En déplacement à Belgrade, Félix Tshisekedi a confirmé son voyage à Washington devant la diaspora congolaise : « Je me rendrai à Washington pour entériner l’accord signé avec le Rwanda sous l’égide des États-Unis. (…) Mais ne vous laissez pas berner : on ne fera ni brassage ni mixage. » Un message clair : la RDC ne transigera ni sur sa souveraineté ni sur l’intégrité de son armée. Le chef de l’État a également insisté sur la transparence du processus, rappelant que l’accord avait déjà été rendu public.
Tshisekedi a replacé cet accord dans un contexte plus large. L’intégration régionale, dit-il, constituait l’un des piliers de sa vision dès son accession au pouvoir. Mais les événements de 2022 notamment l’implication du Rwanda dans les violences à l’Est ont brisé la confiance : « Ils nous ont poignardé dans le dos », a-t-il lancé, faisant écho aux frustrations accumulées face aux attaques du M23 et à l’ingérence rwandaise.

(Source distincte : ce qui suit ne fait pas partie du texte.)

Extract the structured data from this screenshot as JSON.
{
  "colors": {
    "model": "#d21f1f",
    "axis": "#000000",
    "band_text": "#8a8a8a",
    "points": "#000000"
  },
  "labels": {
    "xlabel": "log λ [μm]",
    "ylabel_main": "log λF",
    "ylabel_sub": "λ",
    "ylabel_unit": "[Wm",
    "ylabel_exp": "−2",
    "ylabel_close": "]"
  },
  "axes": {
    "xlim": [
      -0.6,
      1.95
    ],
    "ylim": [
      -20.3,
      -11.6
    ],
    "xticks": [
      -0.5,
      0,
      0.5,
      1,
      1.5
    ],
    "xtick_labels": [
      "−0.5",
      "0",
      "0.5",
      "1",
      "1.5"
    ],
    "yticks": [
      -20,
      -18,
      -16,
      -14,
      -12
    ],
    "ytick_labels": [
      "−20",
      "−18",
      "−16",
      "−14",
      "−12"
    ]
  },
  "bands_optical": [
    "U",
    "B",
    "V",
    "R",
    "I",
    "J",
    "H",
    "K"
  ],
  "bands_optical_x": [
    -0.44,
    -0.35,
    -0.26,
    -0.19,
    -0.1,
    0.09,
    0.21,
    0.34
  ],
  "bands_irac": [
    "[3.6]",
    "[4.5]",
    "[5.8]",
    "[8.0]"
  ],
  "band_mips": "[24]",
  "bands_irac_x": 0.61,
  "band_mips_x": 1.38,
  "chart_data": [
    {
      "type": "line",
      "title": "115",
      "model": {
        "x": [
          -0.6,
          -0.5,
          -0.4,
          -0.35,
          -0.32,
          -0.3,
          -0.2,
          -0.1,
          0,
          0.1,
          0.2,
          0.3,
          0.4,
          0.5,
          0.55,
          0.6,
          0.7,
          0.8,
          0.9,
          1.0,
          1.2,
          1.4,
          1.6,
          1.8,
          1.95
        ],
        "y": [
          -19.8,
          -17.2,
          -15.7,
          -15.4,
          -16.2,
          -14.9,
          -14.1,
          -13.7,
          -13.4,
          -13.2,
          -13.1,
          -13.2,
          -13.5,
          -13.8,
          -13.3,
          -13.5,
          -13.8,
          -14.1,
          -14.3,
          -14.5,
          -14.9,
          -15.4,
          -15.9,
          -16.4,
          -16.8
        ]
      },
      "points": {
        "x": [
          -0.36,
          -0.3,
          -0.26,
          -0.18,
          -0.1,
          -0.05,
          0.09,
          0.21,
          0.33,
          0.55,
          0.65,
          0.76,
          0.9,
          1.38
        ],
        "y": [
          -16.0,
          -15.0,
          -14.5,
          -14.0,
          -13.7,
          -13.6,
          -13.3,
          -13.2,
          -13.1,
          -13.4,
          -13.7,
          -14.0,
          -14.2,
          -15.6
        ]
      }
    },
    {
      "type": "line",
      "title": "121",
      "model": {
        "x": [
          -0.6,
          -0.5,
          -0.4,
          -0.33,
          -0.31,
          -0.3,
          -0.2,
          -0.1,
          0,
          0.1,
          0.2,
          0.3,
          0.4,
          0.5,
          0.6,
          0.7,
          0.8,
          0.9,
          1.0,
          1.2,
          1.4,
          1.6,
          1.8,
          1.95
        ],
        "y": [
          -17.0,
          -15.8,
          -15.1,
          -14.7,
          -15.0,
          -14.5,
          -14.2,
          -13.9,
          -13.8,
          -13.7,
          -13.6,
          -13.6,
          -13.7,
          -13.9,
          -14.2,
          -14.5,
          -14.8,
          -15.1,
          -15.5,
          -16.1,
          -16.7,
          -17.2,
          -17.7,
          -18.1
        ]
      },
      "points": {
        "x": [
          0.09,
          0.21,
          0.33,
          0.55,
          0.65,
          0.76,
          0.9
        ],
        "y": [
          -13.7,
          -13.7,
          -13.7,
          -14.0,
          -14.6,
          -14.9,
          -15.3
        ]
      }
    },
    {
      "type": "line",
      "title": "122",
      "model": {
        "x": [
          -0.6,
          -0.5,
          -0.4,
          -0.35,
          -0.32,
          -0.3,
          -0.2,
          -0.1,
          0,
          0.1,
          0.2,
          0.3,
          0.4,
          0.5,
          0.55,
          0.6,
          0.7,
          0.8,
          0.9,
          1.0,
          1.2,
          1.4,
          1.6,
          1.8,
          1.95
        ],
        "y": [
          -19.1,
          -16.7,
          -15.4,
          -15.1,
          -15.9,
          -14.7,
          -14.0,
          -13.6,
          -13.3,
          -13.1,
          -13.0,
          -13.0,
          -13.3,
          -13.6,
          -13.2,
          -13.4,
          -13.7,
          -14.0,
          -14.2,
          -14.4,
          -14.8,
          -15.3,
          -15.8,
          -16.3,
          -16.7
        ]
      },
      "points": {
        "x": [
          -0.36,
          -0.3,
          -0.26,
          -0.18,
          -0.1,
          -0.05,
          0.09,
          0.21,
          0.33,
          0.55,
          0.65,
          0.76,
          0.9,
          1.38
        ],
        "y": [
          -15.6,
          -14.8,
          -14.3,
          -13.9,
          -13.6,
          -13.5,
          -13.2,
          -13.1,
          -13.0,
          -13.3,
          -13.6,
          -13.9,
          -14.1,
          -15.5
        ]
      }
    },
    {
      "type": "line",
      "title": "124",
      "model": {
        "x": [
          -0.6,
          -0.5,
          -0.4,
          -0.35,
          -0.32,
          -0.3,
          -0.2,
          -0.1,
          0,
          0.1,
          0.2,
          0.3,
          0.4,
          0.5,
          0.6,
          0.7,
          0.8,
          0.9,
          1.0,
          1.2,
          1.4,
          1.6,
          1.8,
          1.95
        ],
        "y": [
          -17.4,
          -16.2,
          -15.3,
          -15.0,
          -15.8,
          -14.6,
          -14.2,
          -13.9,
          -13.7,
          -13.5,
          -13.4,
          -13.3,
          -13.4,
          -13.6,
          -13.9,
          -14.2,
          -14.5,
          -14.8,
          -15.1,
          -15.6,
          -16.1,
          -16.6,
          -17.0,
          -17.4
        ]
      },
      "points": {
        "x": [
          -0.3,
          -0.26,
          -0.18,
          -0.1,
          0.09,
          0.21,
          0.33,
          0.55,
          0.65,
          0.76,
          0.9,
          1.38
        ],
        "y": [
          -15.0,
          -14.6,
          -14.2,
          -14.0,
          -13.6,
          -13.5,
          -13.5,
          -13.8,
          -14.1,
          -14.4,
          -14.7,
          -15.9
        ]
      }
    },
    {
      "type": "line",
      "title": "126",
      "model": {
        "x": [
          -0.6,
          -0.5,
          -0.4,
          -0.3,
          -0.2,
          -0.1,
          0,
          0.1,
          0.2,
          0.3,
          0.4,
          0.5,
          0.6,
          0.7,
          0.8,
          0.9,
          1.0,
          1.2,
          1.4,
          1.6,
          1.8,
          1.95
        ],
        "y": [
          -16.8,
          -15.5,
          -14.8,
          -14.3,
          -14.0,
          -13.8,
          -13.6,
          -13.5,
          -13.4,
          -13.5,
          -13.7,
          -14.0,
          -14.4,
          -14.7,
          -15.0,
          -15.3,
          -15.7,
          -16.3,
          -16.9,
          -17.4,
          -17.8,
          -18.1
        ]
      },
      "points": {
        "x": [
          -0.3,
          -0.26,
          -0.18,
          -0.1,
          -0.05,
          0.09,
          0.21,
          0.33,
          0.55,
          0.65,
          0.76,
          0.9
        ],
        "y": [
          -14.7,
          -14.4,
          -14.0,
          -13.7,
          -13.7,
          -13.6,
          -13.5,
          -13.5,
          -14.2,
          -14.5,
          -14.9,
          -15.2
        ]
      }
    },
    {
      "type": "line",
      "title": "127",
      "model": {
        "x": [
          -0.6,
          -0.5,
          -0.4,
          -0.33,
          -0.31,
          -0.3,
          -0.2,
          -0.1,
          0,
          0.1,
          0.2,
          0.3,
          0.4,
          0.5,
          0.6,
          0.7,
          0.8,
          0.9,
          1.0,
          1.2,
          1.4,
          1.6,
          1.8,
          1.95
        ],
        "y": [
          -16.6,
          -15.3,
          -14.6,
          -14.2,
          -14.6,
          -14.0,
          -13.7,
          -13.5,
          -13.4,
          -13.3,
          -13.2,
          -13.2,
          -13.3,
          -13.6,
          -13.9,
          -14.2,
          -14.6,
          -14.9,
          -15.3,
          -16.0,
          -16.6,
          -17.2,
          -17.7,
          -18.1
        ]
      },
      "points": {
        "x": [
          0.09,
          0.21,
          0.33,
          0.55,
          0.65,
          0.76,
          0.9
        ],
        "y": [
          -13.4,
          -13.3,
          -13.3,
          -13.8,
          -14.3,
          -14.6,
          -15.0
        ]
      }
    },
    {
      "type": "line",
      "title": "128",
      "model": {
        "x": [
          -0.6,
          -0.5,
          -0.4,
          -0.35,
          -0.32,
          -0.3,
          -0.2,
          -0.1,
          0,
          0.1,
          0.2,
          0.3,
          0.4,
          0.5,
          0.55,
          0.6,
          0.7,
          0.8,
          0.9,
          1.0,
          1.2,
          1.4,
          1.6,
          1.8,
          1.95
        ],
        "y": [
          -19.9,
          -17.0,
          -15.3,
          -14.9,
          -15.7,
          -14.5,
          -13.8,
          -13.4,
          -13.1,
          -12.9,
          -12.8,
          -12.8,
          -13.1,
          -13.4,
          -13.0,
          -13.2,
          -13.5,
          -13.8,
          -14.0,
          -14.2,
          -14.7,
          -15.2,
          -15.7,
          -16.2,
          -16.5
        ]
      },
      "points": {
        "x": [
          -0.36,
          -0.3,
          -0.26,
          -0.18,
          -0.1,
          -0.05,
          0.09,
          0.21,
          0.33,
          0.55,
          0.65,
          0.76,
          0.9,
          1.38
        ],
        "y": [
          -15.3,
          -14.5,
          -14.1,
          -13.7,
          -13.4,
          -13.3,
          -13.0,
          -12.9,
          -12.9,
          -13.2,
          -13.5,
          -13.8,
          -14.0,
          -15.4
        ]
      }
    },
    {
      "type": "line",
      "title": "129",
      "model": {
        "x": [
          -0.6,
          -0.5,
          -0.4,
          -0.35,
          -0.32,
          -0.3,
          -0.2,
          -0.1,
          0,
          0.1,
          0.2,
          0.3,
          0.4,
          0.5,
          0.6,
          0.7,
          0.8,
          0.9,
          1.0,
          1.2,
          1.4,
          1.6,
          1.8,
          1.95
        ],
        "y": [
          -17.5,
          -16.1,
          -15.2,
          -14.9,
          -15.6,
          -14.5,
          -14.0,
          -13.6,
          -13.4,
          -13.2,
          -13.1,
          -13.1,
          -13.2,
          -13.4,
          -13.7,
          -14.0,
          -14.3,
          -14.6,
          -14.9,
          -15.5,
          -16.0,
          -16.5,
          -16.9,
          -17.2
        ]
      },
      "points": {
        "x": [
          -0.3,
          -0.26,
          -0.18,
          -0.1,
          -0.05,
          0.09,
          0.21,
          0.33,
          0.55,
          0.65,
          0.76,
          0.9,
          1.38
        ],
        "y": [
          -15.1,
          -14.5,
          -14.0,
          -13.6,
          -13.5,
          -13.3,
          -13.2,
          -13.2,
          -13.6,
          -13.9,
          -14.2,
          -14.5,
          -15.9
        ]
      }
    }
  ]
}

Le Président congolais a posé des préalables fermes : Retrait des troupes rwandaises du territoire congolais, fin des hostilités, rétablissement d’une confiance mutuelle, indispensable à toute coopération économique. « On ne fait pas de commerce régional sans paix ni confiance rétablie », a-t-il martelé. Si les États-Unis présentent ce futur accord comme une étape vers la stabilisation de la région, de nombreuses voix congolaises redoutent une normalisation trop rapide avec Kigali perçu comme l’agresseur dans le conflit à l’Est.
L’enjeu est immense : rétablir la paix, redéfinir les alliances régionales, moderniser la coopération économique et repositionner la RDC dans les stratégies américaines en Afrique. En réunissant Tshisekedi, Kagame et Ruto autour d’un même document, Washington tente un pari risqué mais potentiellement historique : pousser les trois dirigeants à sceller un cadre de coexistence, même minimal.
Reste à savoir si les tensions, les blessures diplomatiques et les intérêts concurrents permettront d’aboutir à un accord réellement opérationnel. Une chose est certaine : les jours prochains, Washington sera le théâtre d’un face-à-face déterminant pour l’avenir de la région des Grands Lacs.